Elle a enfin prévu une convention entre les SDIS et les sociétés concessionnaires d'ouvrages routiers ou autoroutiers sur les conditions de prise en charge des interventions effectuées sur le réseau concédé . La convention fixerait aussi les conditions de mise à disposition des SDIS des infrastructures routières concernées, pour les interventions urgentes dans le département ( article 46 quater ).
d) Les propositions de la commission : un rôle pilote du département respectueux de la place essentielle des communes
Votre commission des Lois, dans la logique de la départementalisation des services d'incendie et de secours engagée par la loi du 3 mai 1996 précitée, a jugé souhaitable de donner une place centrale au département pour leur financement, sans que pour autant les communes et les structures intercommunales soient écartées .
La place essentielle donnée au département répondrait à une indispensable logique de mutualisation des moyens financiers et aux préoccupations de nombreuses communes concernant l'aggravation des charges qu'elles supportent.
Pour autant, les communes doivent pouvoir continuer d'exercer leurs responsabilités en la matière , ce qui ne serait plus possible si elles ne participaient plus en aucune façon au financement des services départementaux.

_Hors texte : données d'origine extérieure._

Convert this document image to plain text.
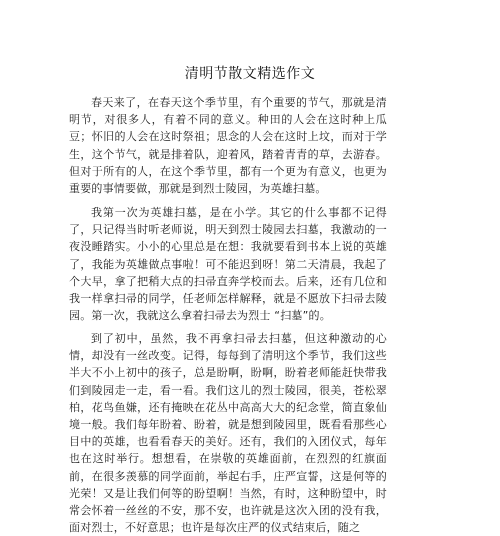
清明节散文精选作文

春天来了，在春天这个季节里，有个重要的节气，那就是清明节，对很多人，有着不同的意义。种田的人会在这时种上瓜豆；怀旧的人会在这时祭祖；思念的人会在这时上坟，而对于学生，这个节气，就是排着队，迎着风，踏着青青的草，去游春。但对于所有的人，在这个季节里，都有一个更为有意义，也更为重要的事情要做，那就是到烈士陵园，为英雄扫墓。

我第一次为英雄扫墓，是在小学。其它的什么事都不记得了，只记得当时听老师说，明天到烈士陵园去扫墓，我激动的一夜没睡踏实。小小的心里总是在想：我就要看到书本上说的英雄了，我能为英雄做点事啦！可不能迟到呀！第二天清晨，我起了个大早，拿了把稍大点的扫帚直奔学校而去。后来，还有几位和我一样拿扫帚的同学，任老师怎样解释，就是不愿放下扫帚去陵园。第一次，我就这么拿着扫帚去为烈士 “扫墓”的。

到了初中，虽然，我不再拿扫帚去扫墓，但这种激动的心情，却没有一丝改变。记得，每每到了清明这个季节，我们这些半大不小上初中的孩子，总是盼啊，盼啊，盼着老师能赶快带我们到陵园走一走，看一看。我们这儿的烈士陵园，很美，苍松翠柏，花鸟鱼嫌，还有掩映在花丛中高高大大的纪念堂，简直象仙境一般。我们每年盼着、盼着，就是想到陵园里，既看看那些心目中的英雄，也看看春天的美好。还有，我们的入团仪式，每年也在这时举行。想想看，在崇敬的英雄面前，在烈烈的红旗面前，在很多羡慕的同学面前，举起右手，庄严宣誓，这是何等的光荣！又是让我们何等的盼望啊！当然，有时，这种盼望中，时常会怀着一丝丝的不安，那不安，也许就是这次入团的没有我，面对烈士，不好意思；也许是每次庄严的仪式结束后，随之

Votre commission des Lois vous propose en conséquence :
- de fixer, à partir de 2006, à 80 % le montant global des contributions des départements aux services départementaux d'incendie et de secours et à 20 % celui des communes et établissements publics de coopération intercommunale , étant précisé que les participations communales et intercommunales seraient gelées à leur niveau actuel dans les départements où elle se situe actuellement à un niveau inférieur à 20 %. Les contributions communales et intercommunales seraient, durant les exercices précédant 2006, gelées à leur niveau de 2001.
En outre, la majorité simple suffirait pour l'adoption des montants des contributions des collectivités ( article 46 ) et du budget du SDIS ( article 45 ) ;
- de prévoir l'obligation de fixer par convention les conditions de prise en charge financière par les SAMU des interventions des services d'incendie et de secours étrangères à leurs missions légales, effectuées à la demande de la régulation médicale du centre 15, lorsque le défaut de disponibilité des transporteurs sanitaires privés est constaté ( article 46 ter ).